La Sala consideró «claro, reiterado, concluyente y digno de crédito» el testimonio de la víctima y ve probado que la agresión se produjo «en ausencia de consentimiento» del menor, que reconoció «sin duda alguna el imputado como autor de los hechos».

No obstante, rechaza calificar el delito como ‘agravado’, dado que, aunque exhibió una navaja, no llegó a hacer amago de emplearla. «La mera exhibición del instrumento no es suficiente para integrar el subtipo agravado, cuando no se aprecie un peligro especialmente relevante», explica el auto, que tampoco aprecia agravante en la edad o «especial vulnerabilidad» de la víctima.

 

CONDENA POR VENTA DE COCAÍNA

 

La Audiencia Provincial de Ourense ha condenado a tres y dos años de prisión a dos personas, un hombre y una mujer, acusados de vender cocaína en la zona de Verín, a quienes atribuye un delito contra la salud pública.

   Según la sentencia hecha pública este viernes, la Sala condena a Yassine H. a tres años de prisión y una multa de 772 euros, mientras que la otra acusada, Sabrina D., ha sido condenada a dos años de prisión y multa de 97 euros. En ambos casos se reconoció el atenuante de dilaciones indebidas y, para la mujer, el de drogadicción.

Por otra parte, la Audiencia ha absuelto de estos cargos a los otros tres imputados en el caso, José Manuel G., Susana D. y Daniella R, a los que la fiscalía acusaba del mismo delito, por no ver pruebas de cargo suficientes contra ellos.

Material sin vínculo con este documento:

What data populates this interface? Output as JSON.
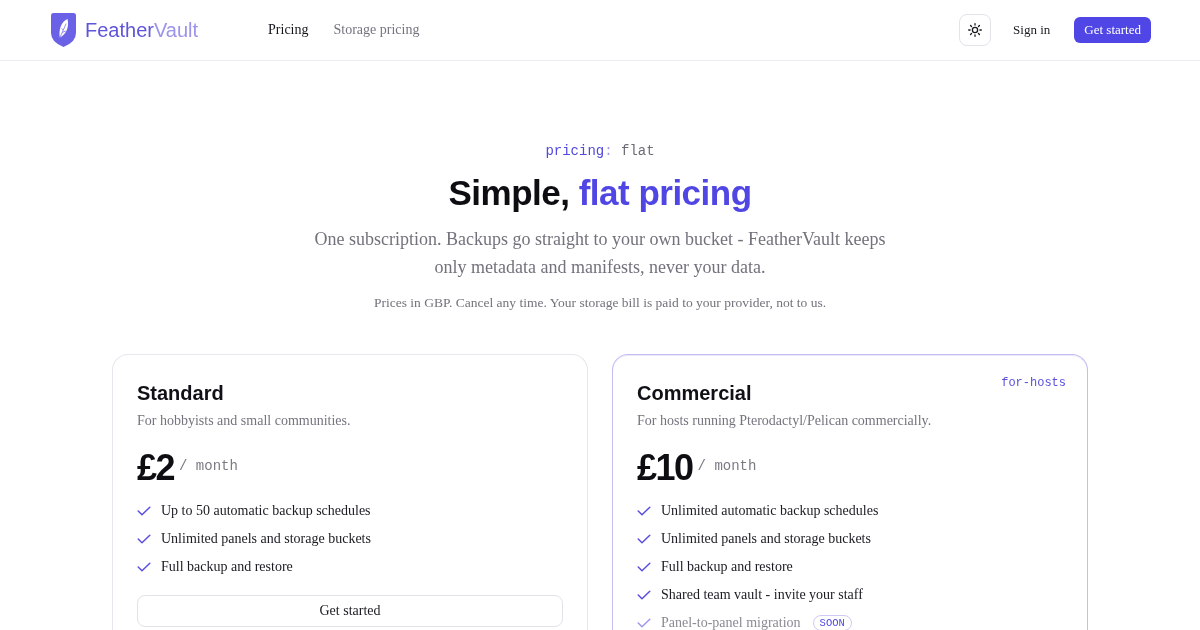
{
  "header": {
    "brand": {
      "name_start": "Feather",
      "name_end": "Vault"
    },
    "nav": [
      {
        "label": "Pricing",
        "selected": true
      },
      {
        "label": "Storage pricing",
        "selected": false
      }
    ],
    "sign_in": "Sign in",
    "cta": "Get started"
  },
  "hero": {
    "eyebrow": {
      "key": "pricing",
      "separator": ":",
      "value": "flat"
    },
    "title": {
      "start": "Simple,",
      "highlight": "flat pricing"
    },
    "subtitle": "One subscription. Backups go straight to your own bucket - FeatherVault keeps only metadata and manifests, never your data.",
    "note": "Prices in GBP. Cancel any time. Your storage bill is paid to your provider, not to us."
  },
  "plans": [
    {
      "name": "Standard",
      "featured": false,
      "description": "For hobbyists and small communities.",
      "price": "£2",
      "period": "/ month",
      "features": [
        {
          "text": "Up to 50 automatic backup schedules",
          "available": true
        },
        {
          "text": "Unlimited panels and storage buckets",
          "available": true
        },
        {
          "text": "Full backup and restore",
          "available": true
        }
      ],
      "button": "Get started"
    },
    {
      "name": "Commercial",
      "featured": true,
      "tag": "for-hosts",
      "description": "For hosts running Pterodactyl/Pelican commercially.",
      "price": "£10",
      "period": "/ month",
      "features": [
        {
          "text": "Unlimited automatic backup schedules",
          "available": true
        },
        {
          "text": "Unlimited panels and storage buckets",
          "available": true
        },
        {
          "text": "Full backup and restore",
          "available": true
        },
        {
          "text": "Shared team vault - invite your staff",
          "available": true
        },
        {
          "text": "Panel-to-panel migration",
          "available": false,
          "badge": "SOON"
        }
      ]
    }
  ]
}
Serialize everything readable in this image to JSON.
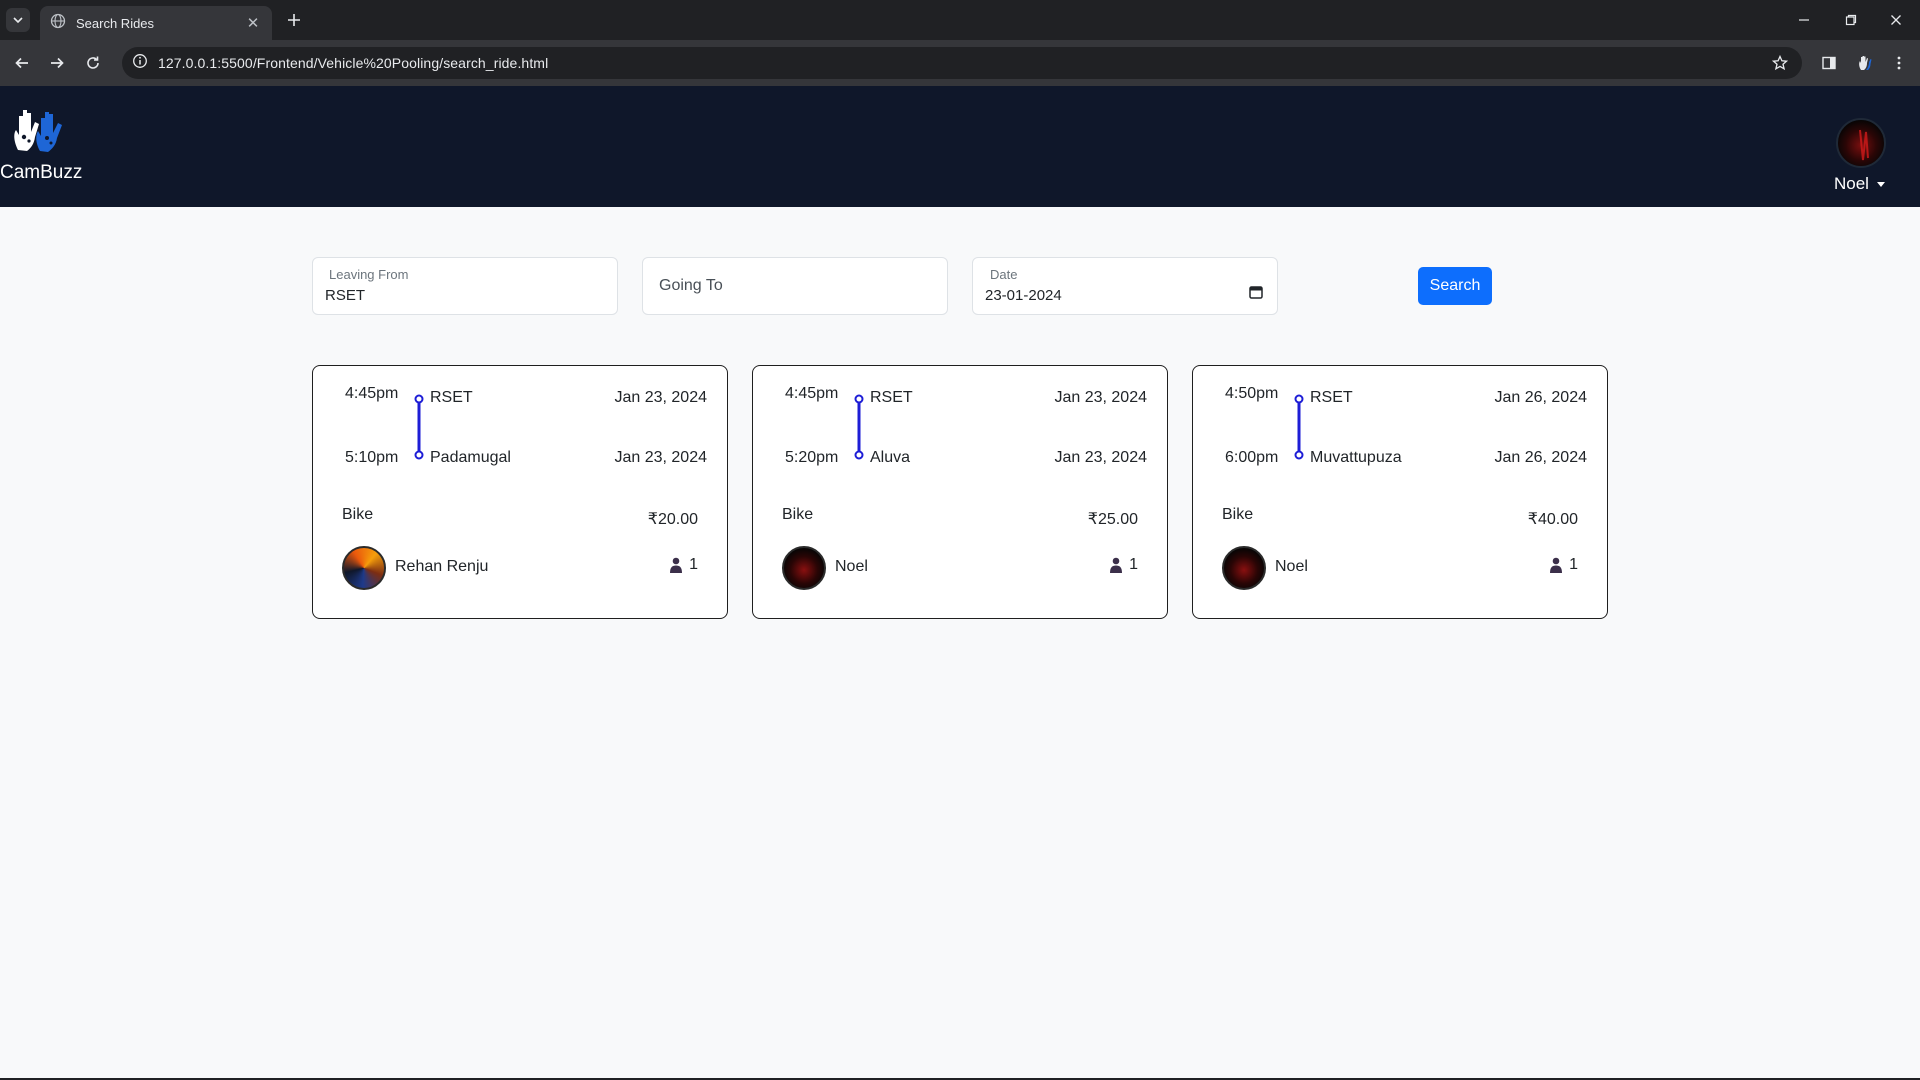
{
  "browser": {
    "tab_title": "Search Rides",
    "url": "127.0.0.1:5500/Frontend/Vehicle%20Pooling/search_ride.html"
  },
  "site": {
    "brand": "CamBuzz",
    "user_name": "Noel"
  },
  "search": {
    "leaving_from_label": "Leaving From",
    "leaving_from_value": "RSET",
    "going_to_placeholder": "Going To",
    "date_label": "Date",
    "date_value": "23-01-2024",
    "button_label": "Search"
  },
  "rides": [
    {
      "start_time": "4:45pm",
      "start_place": "RSET",
      "start_date": "Jan 23, 2024",
      "end_time": "5:10pm",
      "end_place": "Padamugal",
      "end_date": "Jan 23, 2024",
      "vehicle": "Bike",
      "price": "₹20.00",
      "driver": "Rehan Renju",
      "seats": "1"
    },
    {
      "start_time": "4:45pm",
      "start_place": "RSET",
      "start_date": "Jan 23, 2024",
      "end_time": "5:20pm",
      "end_place": "Aluva",
      "end_date": "Jan 23, 2024",
      "vehicle": "Bike",
      "price": "₹25.00",
      "driver": "Noel",
      "seats": "1"
    },
    {
      "start_time": "4:50pm",
      "start_place": "RSET",
      "start_date": "Jan 26, 2024",
      "end_time": "6:00pm",
      "end_place": "Muvattupuza",
      "end_date": "Jan 26, 2024",
      "vehicle": "Bike",
      "price": "₹40.00",
      "driver": "Noel",
      "seats": "1"
    }
  ],
  "colors": {
    "header_bg": "#0f172a",
    "accent": "#0d6efd",
    "route_line": "#1d1dd6"
  }
}
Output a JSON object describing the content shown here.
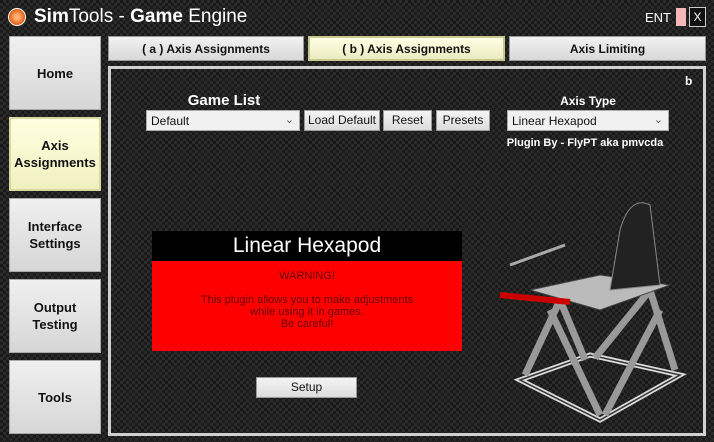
{
  "app": {
    "title_bold": "Sim",
    "title_rest": "Tools - ",
    "title_bold2": "Game",
    "title_rest2": " Engine",
    "ent_label": "ENT",
    "close_label": "X"
  },
  "sidebar": {
    "items": [
      {
        "label": "Home"
      },
      {
        "label": "Axis Assignments"
      },
      {
        "label": "Interface Settings"
      },
      {
        "label": "Output Testing"
      },
      {
        "label": "Tools"
      }
    ]
  },
  "tabs": [
    {
      "label": "( a ) Axis Assignments"
    },
    {
      "label": "( b ) Axis Assignments"
    },
    {
      "label": "Axis Limiting"
    }
  ],
  "panel": {
    "corner_label": "b",
    "game_list_label": "Game List",
    "game_list_value": "Default",
    "load_default": "Load Default",
    "reset": "Reset",
    "presets": "Presets",
    "axis_type_label": "Axis Type",
    "axis_type_value": "Linear Hexapod",
    "plugin_by": "Plugin By - FlyPT aka pmvcda"
  },
  "warning": {
    "title": "Linear Hexapod",
    "heading": "WARNING!",
    "line1": "This plugin allows you to make adjustments",
    "line2": "while using it in games.",
    "line3": "Be careful!"
  },
  "setup_label": "Setup"
}
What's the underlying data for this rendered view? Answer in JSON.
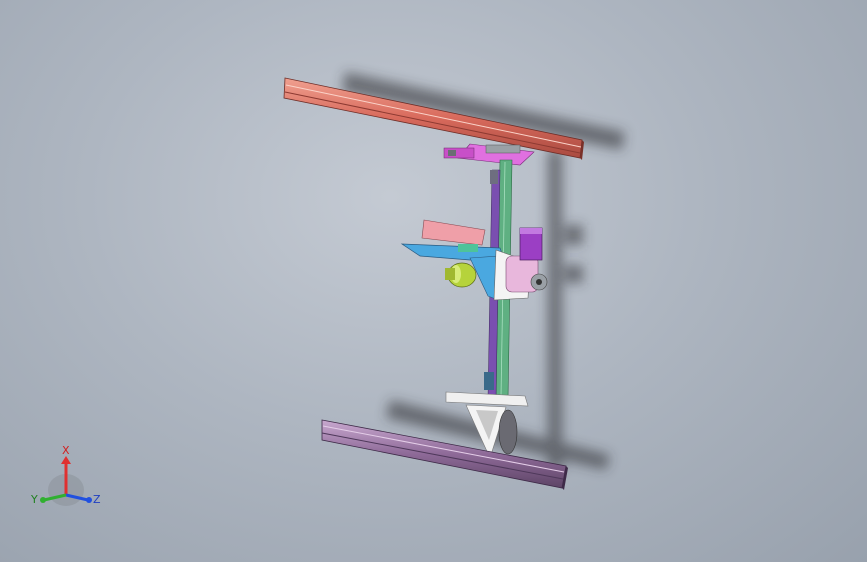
{
  "triad": {
    "x_label": "X",
    "y_label": "Y",
    "z_label": "Z"
  },
  "colors": {
    "background": "#aeb6c1",
    "rail_top": "#e0786a",
    "rail_bottom": "#9a76a2",
    "column": "#5fb082",
    "bracket_blue": "#4aa8e0",
    "bracket_pink": "#e99aa5",
    "motor_purple": "#9b3fc4",
    "gearbox_pink": "#e8b7dc",
    "clamp_green": "#b6d33b",
    "caster_white": "#f0f0f0",
    "axis_x": "#e03030",
    "axis_y": "#30b030",
    "axis_z": "#2050e0"
  }
}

Según recoge el auto, se considera probado que Yassine H. y Sabrina D. «venían desarrollando desde finales del año 2009 y principios del 2010» una «actividad de tráfico ilegal de sustancias estupefacientes» en la localidad de Verín e inmediaciones, entre otros lugares en el pub regentado por José Manuel G., aunque sin que haya podido probarse que él o su pareja, Susana D., tuviesen conocimiento de este hecho.

PROCESO

El proceso se inició después de que agentes de la Guardia Civil sorprendiesen a Yassine H., en un vehículo en compañía de Daniella R., en las inmediaciones de este pub de Verín entregándole un paquete de plástico con 10 gramos de cocaína a Susana D..

Según reconoció Sabrina D. en el propio juicio, este paquete era para ella, por lo que la Sala no considera probado que ni Daniella R. ni Susana D. conociesen su contenido ni hubiesen participado en el tráfico de drogas.

A mayores, Sabrina D., en el momento de su detención, portaba dos envoltorios de plástico con 0,6 gramos de cocaína, mientras que en el domicilio de Yassine H. fueron localizados otros 12,8 gramos en el interior de una campana extractora y 1,5 gramos en otras dependencias, así como cinco teléfonos móviles.

Aunque la defensa de Yassine H. pidió su absolución y trató de desvincularlo de los hechos, el juez considera acreditada su participación tanto por la propia transición en la puerta del pub de Verín como por conversaciones intervenidas y la droga hallada en su domicilio. En el caso de la otra condenada, reconoció los hechos ante la Sala, aunque alegó drogadicción como atenuante, algo que fue aceptado.